The goal of yahtsee is to provide tools around fitting hierarchical time series models for data commonly found in malaria.

Installation

You can install the released version of yahtsee from GitHub with:

# install.packages("remotes")
remotes::install_github("njtierney/yahtsee")

Installing INLA

This package requires INLA, to install it you can run:

Or alternatively:

options(
  repos = c(
    INLA = "https://inla.r-inla-download.org/R/testing",
    CRAN = "https://cloud.r-project.org/"
    )
)

install.packages("INLA")

Example model

m <- fit_hts(
    # inputs are  the levels of hierarchy, in order of decreasing size
  formula = pr ~ avg_lower_age + hts(who_region, who_subregion, country),
  .data = malaria_africa_ts,
  family = "gaussian",
  special_index = month_num
)

This is a model with an AR1 process for each of these subregions using the hts() component in the formula. The inputs are the levels of hierarchy, in order of decreasing size.

We then provide the data, likelihood family (in this case “gaussian”, but all INLA likelihoods are available).

We specify the time component at the moment using the special_index argument (this will be removed later once we resolve a couple of bugs to do with the data).

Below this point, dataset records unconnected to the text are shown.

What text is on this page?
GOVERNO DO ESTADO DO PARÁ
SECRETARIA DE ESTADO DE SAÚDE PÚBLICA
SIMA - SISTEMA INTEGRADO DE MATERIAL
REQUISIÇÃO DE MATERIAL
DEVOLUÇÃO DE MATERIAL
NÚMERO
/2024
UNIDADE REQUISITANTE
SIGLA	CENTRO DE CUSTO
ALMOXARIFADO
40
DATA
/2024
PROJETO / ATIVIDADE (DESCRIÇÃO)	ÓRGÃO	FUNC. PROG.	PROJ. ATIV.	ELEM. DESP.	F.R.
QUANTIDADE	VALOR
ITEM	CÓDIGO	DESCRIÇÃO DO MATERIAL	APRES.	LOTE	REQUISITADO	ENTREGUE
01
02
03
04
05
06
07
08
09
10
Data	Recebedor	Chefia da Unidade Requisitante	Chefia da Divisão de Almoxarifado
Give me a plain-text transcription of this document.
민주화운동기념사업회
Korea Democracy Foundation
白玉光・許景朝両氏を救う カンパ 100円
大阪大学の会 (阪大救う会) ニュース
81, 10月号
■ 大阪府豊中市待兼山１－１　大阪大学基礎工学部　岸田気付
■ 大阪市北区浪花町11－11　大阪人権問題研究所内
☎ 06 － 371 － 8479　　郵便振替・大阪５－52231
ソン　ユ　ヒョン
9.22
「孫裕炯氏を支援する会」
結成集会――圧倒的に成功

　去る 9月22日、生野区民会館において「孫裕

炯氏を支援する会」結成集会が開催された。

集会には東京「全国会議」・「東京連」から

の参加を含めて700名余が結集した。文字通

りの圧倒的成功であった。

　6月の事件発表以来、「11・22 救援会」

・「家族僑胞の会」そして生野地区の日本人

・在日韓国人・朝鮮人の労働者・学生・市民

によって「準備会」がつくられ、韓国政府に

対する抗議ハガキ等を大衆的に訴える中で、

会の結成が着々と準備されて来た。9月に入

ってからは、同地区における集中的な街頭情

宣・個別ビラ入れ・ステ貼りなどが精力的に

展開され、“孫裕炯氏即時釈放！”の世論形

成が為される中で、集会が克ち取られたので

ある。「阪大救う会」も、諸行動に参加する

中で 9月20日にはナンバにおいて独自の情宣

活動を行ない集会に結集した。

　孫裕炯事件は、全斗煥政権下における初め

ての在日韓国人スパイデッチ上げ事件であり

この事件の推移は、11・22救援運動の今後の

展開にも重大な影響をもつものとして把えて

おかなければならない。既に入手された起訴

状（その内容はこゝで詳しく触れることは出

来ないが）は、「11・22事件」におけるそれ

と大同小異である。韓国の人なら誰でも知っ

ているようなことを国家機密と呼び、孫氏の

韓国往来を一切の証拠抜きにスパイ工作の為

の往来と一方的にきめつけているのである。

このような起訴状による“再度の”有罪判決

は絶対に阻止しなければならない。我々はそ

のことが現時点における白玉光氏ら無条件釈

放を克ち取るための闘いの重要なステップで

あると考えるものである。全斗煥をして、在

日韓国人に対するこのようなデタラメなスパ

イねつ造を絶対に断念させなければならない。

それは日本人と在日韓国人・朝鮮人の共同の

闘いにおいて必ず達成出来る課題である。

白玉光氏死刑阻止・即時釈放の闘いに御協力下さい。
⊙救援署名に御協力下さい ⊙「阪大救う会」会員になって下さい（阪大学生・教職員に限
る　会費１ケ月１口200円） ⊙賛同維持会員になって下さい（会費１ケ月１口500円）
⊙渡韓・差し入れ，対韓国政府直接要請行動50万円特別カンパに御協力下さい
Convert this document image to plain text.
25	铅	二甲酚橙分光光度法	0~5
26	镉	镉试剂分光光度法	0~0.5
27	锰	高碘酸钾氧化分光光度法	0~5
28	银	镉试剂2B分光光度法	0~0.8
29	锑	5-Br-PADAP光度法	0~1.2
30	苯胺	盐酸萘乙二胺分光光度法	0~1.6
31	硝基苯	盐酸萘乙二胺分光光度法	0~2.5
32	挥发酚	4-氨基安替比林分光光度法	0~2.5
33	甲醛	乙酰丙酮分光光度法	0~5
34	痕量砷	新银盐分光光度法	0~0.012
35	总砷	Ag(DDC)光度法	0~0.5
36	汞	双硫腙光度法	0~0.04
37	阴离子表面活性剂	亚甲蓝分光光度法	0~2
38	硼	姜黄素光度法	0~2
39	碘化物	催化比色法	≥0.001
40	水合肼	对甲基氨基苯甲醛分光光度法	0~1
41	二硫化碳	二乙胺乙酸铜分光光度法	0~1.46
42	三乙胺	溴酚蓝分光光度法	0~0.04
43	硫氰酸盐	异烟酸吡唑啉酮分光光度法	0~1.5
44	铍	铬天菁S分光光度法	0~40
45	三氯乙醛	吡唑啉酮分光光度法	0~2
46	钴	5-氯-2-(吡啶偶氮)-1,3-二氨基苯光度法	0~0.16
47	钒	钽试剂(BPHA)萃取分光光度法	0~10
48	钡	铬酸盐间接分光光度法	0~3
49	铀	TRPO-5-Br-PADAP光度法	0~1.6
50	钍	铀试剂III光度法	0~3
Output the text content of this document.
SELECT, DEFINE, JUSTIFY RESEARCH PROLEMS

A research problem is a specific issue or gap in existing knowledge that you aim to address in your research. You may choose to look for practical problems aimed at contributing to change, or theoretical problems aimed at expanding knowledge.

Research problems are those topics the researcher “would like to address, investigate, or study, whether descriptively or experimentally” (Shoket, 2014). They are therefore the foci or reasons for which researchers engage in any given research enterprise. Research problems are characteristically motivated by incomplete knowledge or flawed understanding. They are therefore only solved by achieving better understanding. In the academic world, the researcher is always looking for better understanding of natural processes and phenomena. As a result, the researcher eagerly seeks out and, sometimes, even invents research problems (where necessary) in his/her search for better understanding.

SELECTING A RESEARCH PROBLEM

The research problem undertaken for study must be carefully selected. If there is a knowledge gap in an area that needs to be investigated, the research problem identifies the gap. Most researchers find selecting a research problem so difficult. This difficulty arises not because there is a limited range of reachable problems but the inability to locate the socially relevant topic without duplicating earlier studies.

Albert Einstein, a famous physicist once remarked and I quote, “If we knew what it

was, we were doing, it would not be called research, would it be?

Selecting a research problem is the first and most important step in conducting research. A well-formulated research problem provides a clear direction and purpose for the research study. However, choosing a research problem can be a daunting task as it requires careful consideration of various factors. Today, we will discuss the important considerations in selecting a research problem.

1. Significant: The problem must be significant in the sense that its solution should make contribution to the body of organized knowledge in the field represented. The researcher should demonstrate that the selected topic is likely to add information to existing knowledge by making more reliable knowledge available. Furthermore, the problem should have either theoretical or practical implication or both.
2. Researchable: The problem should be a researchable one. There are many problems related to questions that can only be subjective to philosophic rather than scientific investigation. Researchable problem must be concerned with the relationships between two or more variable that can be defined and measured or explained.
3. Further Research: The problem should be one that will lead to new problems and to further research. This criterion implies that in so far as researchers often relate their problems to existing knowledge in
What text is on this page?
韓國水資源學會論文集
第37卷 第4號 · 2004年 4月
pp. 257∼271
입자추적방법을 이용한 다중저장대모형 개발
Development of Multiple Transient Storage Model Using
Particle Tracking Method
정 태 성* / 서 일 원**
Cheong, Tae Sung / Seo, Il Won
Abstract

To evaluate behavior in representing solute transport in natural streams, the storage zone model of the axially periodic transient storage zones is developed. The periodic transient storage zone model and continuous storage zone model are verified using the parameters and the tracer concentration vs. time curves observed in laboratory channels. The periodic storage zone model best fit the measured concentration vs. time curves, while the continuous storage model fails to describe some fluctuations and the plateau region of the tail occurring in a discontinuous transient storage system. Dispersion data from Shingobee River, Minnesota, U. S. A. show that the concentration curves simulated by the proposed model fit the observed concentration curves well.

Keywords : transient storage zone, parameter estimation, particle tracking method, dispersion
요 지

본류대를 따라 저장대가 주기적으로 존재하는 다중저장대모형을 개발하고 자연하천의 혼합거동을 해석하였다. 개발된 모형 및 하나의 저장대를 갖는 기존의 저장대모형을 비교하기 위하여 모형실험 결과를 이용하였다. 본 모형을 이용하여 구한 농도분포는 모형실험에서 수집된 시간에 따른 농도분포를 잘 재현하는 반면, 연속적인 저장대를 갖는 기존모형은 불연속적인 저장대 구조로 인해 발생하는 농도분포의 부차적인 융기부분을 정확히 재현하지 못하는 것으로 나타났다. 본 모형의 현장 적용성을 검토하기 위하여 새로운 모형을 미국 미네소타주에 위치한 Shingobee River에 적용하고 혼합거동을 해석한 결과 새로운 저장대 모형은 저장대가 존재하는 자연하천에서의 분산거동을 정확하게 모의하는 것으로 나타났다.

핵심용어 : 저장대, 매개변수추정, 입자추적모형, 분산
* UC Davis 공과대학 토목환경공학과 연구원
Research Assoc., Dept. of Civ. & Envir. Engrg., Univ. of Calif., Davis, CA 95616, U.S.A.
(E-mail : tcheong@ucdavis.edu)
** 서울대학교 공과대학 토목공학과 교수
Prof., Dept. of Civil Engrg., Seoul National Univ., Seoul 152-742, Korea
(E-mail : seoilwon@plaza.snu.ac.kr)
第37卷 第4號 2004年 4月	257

The equivalent model fitted with inlabru could look like the following. (Note that for this code to work you would need to perform various data transformations, so this code cannot be run as-is).

inlabru::bru(
formula = pr ~ avg_lower_age + Intercept + 
  who_region(month_num, 
             model = "ar1", 
             group = .who_region_id,
             constr = FALSE) + 
  who_subregion(month_num, 
                model = "ar1", 
                group = .who_subregion_id, 
                constr = FALSE) + 
  country(month_num, 
          model = "ar1", 
          group = .country_id, 
          constr = FALSE),
    family = "gaussian",
    data = malaria_africa_ts,
    options = list(
      control.compute = list(config = TRUE),
      control.predictor = list(compute = TRUE, link = 1)
      )
      )

Which would be equivalent to the following INLA code

INLA::inla(
formula = pr ~ avg_lower_age + Intercept + 
  f(month_num_1, 
             model = "ar1", 
             group = .who_region_id,
             constr = FALSE) + 
  f(month_num_2, 
                model = "ar1", 
                group = .who_subregion_id, 
                constr = FALSE) + 
  f(month_num_3, 
          model = "ar1", 
          group = .country_id, 
          constr = FALSE),
    family = "gaussian",
    data = malaria_africa_ts,
    options = list(
      control.compute = list(config = TRUE),
      control.predictor = list(compute = TRUE, link = 1)
      )
      )

Using yahtsee’s fit_hts function, we now do not need to think about the following:

  1. What to name the random effects (who_region, who_subregion, country)
  2. Specifying the time component of the ar1 process (month_num)
  3. repeating the “ar1” component for each random effect
  4. The group argument requires a special index variable of a group to be made (.who_subregion_id)
  5. Additional options passed to inlabru in options to help get the appropriate data back.

Motivation

This package was built to help make is simpler to create specific type of hierarchical time series models, for modelling packages like INLA, inlabru, and mgcv.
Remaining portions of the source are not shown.